Capetti AF, Stangalini CA, Borgonovo F, et al. Impressive boosting of anti-S1/S2 IgG production in COVID-19-experienced patients after the first shot of the BNT162b2 mRNA COVID-19 Vaccine. Clinical Infectious Diseases 06 March 2021, ciab214, https://doi.org/10.1093/cid/ciab214
But is one shot enough after infection? The next study, comparing COVID-19 naïve people versus asymptomatic/pauci-symptomatic (A/P) people versus symptomatic/hospitalized (S/H) COVID-19 patients. Titers (logarithmic scale!) before and after the first dose of the BNT162b2 vaccine.
Baggen J, Persoons L, Vanstreels E, et al. Genome-wide CRISPR screening identifies TMEM106B as a proviral host factor for SARS-CoV-2. Nat Genet March 8, 2021. https://www.nature.com/articles/s41588-021-00805-2.pdf
Jim Baggen and colleagues from Belgium have identified two new host factors required for coronavirus infection. The lysosomal protein TMEM106B serves as an essential specific host factor for SARS-CoV-2 infection in multiple human cell lines.
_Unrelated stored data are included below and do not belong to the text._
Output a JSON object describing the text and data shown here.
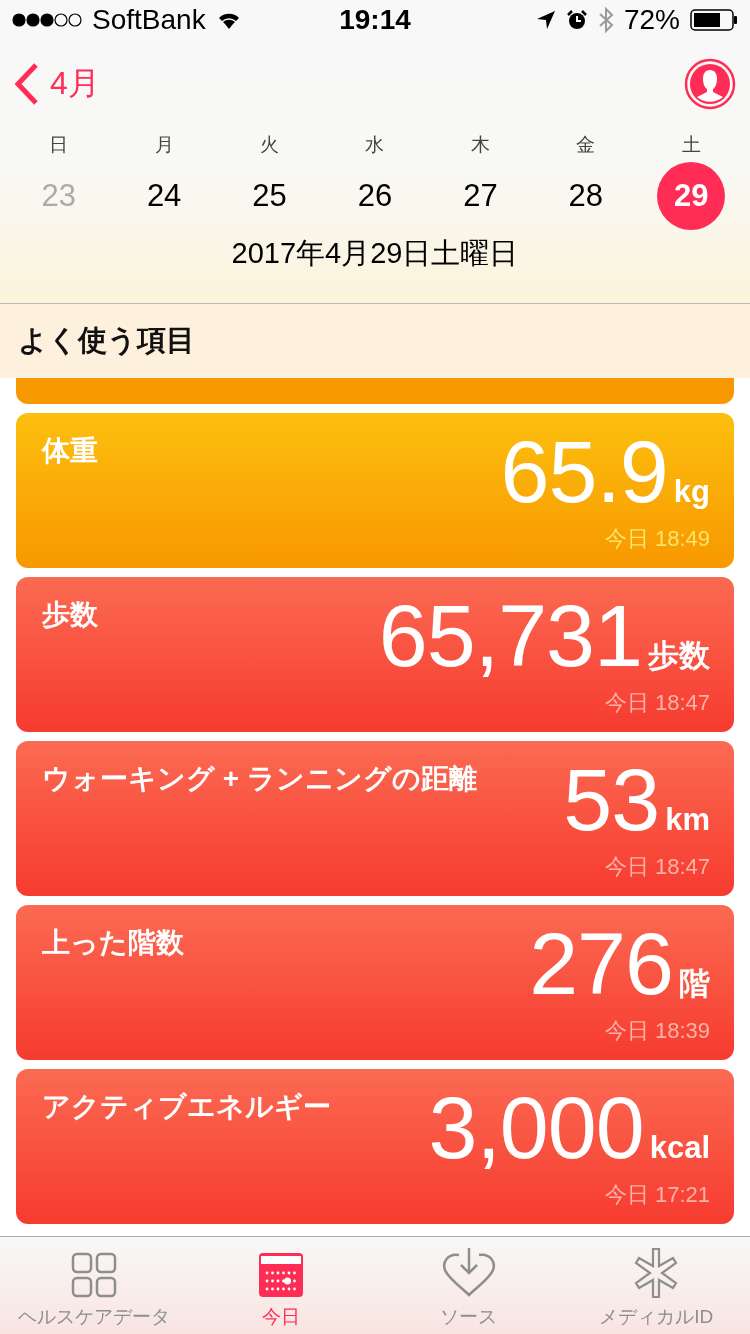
{
  "status_bar": {
    "carrier": "SoftBank",
    "time": "19:14",
    "battery_percent": "72%"
  },
  "nav": {
    "back_label": "4月"
  },
  "week": {
    "weekdays": [
      "日",
      "月",
      "火",
      "水",
      "木",
      "金",
      "土"
    ],
    "days": [
      {
        "label": "23",
        "selected": false,
        "dimmed": true
      },
      {
        "label": "24",
        "selected": false,
        "dimmed": false
      },
      {
        "label": "25",
        "selected": false,
        "dimmed": false
      },
      {
        "label": "26",
        "selected": false,
        "dimmed": false
      },
      {
        "label": "27",
        "selected": false,
        "dimmed": false
      },
      {
        "label": "28",
        "selected": false,
        "dimmed": false
      },
      {
        "label": "29",
        "selected": true,
        "dimmed": false
      }
    ],
    "date_title": "2017年4月29日土曜日"
  },
  "section_title": "よく使う項目",
  "cards": [
    {
      "kind": "weight",
      "clipped": true
    },
    {
      "kind": "weight",
      "clipped": false,
      "title": "体重",
      "value": "65.9",
      "unit": "kg",
      "time": "今日 18:49"
    },
    {
      "kind": "activity",
      "clipped": false,
      "title": "歩数",
      "value": "65,731",
      "unit": "歩数",
      "time": "今日 18:47"
    },
    {
      "kind": "activity",
      "clipped": false,
      "title": "ウォーキング + ランニングの距離",
      "value": "53",
      "unit": "km",
      "time": "今日 18:47"
    },
    {
      "kind": "activity",
      "clipped": false,
      "title": "上った階数",
      "value": "276",
      "unit": "階",
      "time": "今日 18:39"
    },
    {
      "kind": "activity",
      "clipped": false,
      "title": "アクティブエネルギー",
      "value": "3,000",
      "unit": "kcal",
      "time": "今日 17:21"
    }
  ],
  "tabs": [
    {
      "kind": "grid",
      "label": "ヘルスケアデータ",
      "selected": false
    },
    {
      "kind": "calendar",
      "label": "今日",
      "selected": true
    },
    {
      "kind": "heart",
      "label": "ソース",
      "selected": false
    },
    {
      "kind": "asterisk",
      "label": "メディカルID",
      "selected": false
    }
  ]
}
The phosphoinositide 3-kinase (PI3K) type 3 appears to be a common host factor for SARS-CoV-2 that could be targeted by small molecules.
Shrotri M, Harris RJ, Rodger A, Planche T, Sanderson F, Mahungu T, et al. Persistence of SARS-CoV-2 N-antibody response in healthcare workers, London, UK. Emerg Infect Dis. 2021 Apr [date cited]. https://wwwnc.cdc.gov/eid/article/27/4/20-4554_article
Nucleocapsid (N) antibodies appear more stable than Spike (S) antibodies in the short term. N antibody titers were stable and sustained for < 12 weeks in 312 seropositive participants. This was consistent across demographic and clinical variables and contrasts with reports of short-term antibody waning.
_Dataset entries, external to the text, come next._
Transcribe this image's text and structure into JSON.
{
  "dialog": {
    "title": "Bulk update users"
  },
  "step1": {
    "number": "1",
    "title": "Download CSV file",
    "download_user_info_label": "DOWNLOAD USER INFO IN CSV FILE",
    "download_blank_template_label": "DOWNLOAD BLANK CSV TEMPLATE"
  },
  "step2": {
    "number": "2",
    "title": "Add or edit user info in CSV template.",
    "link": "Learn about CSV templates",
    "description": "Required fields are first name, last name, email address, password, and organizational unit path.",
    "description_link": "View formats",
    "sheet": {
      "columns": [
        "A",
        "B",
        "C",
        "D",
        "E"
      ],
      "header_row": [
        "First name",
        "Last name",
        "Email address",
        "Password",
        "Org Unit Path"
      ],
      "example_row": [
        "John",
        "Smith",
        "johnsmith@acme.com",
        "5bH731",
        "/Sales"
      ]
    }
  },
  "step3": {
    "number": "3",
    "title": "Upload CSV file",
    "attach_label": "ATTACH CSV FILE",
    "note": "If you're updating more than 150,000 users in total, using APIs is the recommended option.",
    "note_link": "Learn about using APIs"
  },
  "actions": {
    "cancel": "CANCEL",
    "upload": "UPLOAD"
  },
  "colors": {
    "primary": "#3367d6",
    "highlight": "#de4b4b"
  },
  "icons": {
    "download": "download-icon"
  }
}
Van Elslande J, Gruwier L, Godderis P. Estimated half-life of SARS-CoV-2 anti-spike antibodies more than double the half-life of anti-nucleocapsid antibodies in healthcare workers. Clinical Infectious Diseases 08 March 2021, ciab219, https://academic.oup.com/cid/advance-article/doi/10.1093/cid/ciab219/6162856?searchresult=1
Oops, the opposite? See title. We would like to attend a Zoom meeting between Madhumita Shrotri and Jan Van Elslande. Different time periods, methods, participants? The debate goes on.
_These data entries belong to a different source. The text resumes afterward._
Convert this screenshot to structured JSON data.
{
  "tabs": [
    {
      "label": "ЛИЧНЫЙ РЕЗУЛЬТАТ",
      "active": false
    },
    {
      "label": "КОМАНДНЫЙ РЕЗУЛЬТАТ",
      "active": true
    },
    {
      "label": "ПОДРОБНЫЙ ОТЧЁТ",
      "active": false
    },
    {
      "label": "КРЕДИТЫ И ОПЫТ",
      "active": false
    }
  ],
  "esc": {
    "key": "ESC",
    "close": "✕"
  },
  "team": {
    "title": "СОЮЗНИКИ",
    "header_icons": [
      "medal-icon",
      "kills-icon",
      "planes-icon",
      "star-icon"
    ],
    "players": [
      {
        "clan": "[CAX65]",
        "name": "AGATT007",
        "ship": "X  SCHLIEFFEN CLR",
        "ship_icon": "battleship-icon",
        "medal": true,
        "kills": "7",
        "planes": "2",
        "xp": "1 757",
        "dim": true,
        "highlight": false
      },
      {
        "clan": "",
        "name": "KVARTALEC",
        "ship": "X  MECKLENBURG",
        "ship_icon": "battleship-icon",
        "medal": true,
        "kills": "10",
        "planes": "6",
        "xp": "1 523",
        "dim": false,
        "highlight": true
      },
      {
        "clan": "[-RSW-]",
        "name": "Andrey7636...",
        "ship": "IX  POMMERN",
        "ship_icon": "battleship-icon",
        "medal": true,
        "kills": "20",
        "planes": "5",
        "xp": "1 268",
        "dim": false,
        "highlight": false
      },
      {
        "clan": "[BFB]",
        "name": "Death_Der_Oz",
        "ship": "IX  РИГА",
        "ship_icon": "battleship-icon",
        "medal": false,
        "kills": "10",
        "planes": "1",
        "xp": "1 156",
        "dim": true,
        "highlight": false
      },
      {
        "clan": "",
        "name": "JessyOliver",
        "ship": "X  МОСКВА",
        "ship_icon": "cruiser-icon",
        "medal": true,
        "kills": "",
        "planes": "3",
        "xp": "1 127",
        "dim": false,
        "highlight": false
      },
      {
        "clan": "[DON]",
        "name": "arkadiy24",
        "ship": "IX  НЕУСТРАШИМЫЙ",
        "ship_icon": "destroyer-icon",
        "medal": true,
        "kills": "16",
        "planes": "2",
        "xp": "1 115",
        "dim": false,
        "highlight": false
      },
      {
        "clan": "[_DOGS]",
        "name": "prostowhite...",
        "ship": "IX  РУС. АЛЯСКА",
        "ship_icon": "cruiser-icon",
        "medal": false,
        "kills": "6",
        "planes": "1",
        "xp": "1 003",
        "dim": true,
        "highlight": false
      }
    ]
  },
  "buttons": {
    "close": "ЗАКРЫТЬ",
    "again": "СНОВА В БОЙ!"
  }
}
Noh JY, Kwak JE, Yang JS, et al. Longitudinal assessment of anti-SARS-CoV-2 immune responses for six months based on the clinical severity of COVID-19. Journal of Infectious Diseases 04 March 2021, jiab124, https://academic.oup.com/jid/advance-article/doi/10.1093/infdis/jiab124/6158870?searchresult=1
Ji Yun Noh and colleagues from Seoul have investigated the longitudinal profile of anti-SARS-CoV-2 antibodies in patients who recovered from COVID-19. Neutralizing antibodies were detected in 86.9% until six months after diagnosis of SARS-CoV-2 infection. Patients with pneumonia had significantly higher titers (and stronger T cell immunity) than patients without.